Mayo politics: Calleary christening his own first
Minister receives praise across the political spectrum
FIANNA Fáil councillor Sean Carey has returned to his seat beside Annie May Reape in the council chamber after an enduring year in the hot seat, having used his final address as cathaoirleach to reflect on a term that took in more than 500 engagements and over 50,000km behind the wheel.
It was, by any measure, a big year - nine sod-turnings in a single day, an €800,000 design consultancy award for Belmullet, and a starring role hosting Canadian Prime Minister Mark Carney on his ancestral visit to Mayo.
Carey's colleagues queued up to praise him: impartial and fair, said Damien Ryan; done the county proud, said Peter Flynn. Even chief executive Kevin Kelly got a joke in about members wondering whether Carey had been caught in a traffic jam in Bellacorick when awaiting the man in chains' arrival at one event.
But the real story of the AGM wasn't Carey's send-off, warm as it was. It was what happened underneath it - the quiet, steady consolidation of Fianna Fáil's grip on Mayo politics, with one man's fingerprints all over it.
Minister Dara Calleary received praise across the political spectrum at the AGM, with councillors crediting him with delivering "right across the board." Sinn Féin's Gerry Murray talked up the minister's "trojan work" on the Western Rail Corridor, comparing the business of shifting civil servants to invest in counties such as Mayo to "trench warfare."
Brendan Mulroy urged him to keep delivering. Even Blackie Gavin, thanking the minister for keeping the funding taps open, couldn't resist reaching for Pádraig Flynn's old line about making sure to "christen your own first" - a pointed one coming from a councillor who still sits under the Fianna Fáil banner but has made a habit of voting against the party from within it, and well aware that unlike the Flynn era, the cathedral of power now sits in Ballina, stretches to Erris under Carey, and is shifting east under John Caulfield - all strategic and spiritual homes for Fianna Fáil that Gavin's own patch isn't among.
The minister left the AGM chamber to go straight to the Taoiseach's arrival at the Military Barracks - swapping one Fianna Fáil stage for a bigger one. It doesn't get much more on-brand than that. Calleary might have been forgiven for lingering a little longer in the chamber, head turned by the councillors' praise - but he still made it out the door in time for the Taoiseach's arrival at the Barracks.
The problem for Fianna Fáil is that all of this momentum is disproportionately parked in Calleary's own back yard.
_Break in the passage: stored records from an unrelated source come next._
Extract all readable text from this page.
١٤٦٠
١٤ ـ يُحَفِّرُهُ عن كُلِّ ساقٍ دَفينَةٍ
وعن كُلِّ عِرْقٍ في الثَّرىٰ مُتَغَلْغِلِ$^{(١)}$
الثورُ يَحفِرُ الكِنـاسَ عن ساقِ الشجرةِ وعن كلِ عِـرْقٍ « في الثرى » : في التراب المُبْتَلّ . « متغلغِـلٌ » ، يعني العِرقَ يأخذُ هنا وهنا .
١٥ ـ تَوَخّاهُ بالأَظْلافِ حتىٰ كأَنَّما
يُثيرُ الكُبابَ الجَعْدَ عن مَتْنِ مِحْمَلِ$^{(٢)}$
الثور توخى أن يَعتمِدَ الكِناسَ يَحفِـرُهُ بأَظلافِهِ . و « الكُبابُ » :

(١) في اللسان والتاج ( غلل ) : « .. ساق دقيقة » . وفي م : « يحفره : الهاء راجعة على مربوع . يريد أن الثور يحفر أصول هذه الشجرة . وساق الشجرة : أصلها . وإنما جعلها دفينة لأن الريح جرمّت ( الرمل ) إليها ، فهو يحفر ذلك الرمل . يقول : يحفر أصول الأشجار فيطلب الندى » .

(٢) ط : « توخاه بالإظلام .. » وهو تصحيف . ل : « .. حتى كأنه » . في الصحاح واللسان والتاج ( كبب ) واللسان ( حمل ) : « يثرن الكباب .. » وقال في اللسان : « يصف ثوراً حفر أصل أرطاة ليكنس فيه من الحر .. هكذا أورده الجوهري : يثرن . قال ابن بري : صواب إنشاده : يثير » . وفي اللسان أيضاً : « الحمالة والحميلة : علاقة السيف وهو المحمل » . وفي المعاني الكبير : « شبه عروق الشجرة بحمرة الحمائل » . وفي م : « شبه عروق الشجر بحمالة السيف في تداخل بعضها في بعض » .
Whether by design or by sheer coincidence, the absence of a strong county town cumann is still being felt and noted by politicos.
In the Castlebar Municipal District, the party still doesn't have anyone capable of laying a glove on a slick, well-organised Fine Gael operation. The gap widens with each announcement in Castlebar and welcome extended to dignitaries, particularly with three short years before a local election. Any anointed one is yet to raise their hand in Castlebar.
What Calleary does have, though, is geography working in his favour. Sean Carey's term has shored up Erris. Caulfield's elevation should do the same for the east of the county - traditionally important ground for the minister as he builds whatever comes next.
Calleary himself played it typically coy when speaking to Claire Byrne on Newstalk last week about ambition beyond his current role: "There's no vacancy, I'm not even considering it. I'm not doing 'what-iffery,'" he said, when asked about the leadership question that will not go away no matter how often he swats it down.
There is a sense that a rural Taoiseach is what is needed in light of the haemorrhaging of support Fianna Fáil are experiencing in the countryside to Independent Ireland and Aontú, and he would have that backing for that role too.
He has given Micheál Martin his full support in public and in private, but he wasn't going to chase the Taoiseach around the county and provide his undivided attention, not with the time needed to watch Caulfield take the chains in the same chamber he watched with his parents as Annie May Reape became the first and only woman to ever sit as cathaoirleach.
His demeanour has been noted too. On that Newstalk interview, he's the sole cabinet minister capable of showing his personality of late.
The sod-turnings, the Friday morning, afternoon and evening event openings, and as John O'Hara alluded to "the fresh Bonniconlon air he's now breathing in" since his move to the most northerly point of the constituency may have all contributed to him being at his zenith.
There's a knowing sense that any move to leader and then Taoiseach would see those positive hallmarks for Mayo and Fianna Fáil around the county swiftly disappear with the heightened expectation and intense spotlight.
Martin isn't going anywhere and it looks unlikely that he will be pushed.
Why when having so much fun in his role as minister would Calleary be the man to topple him?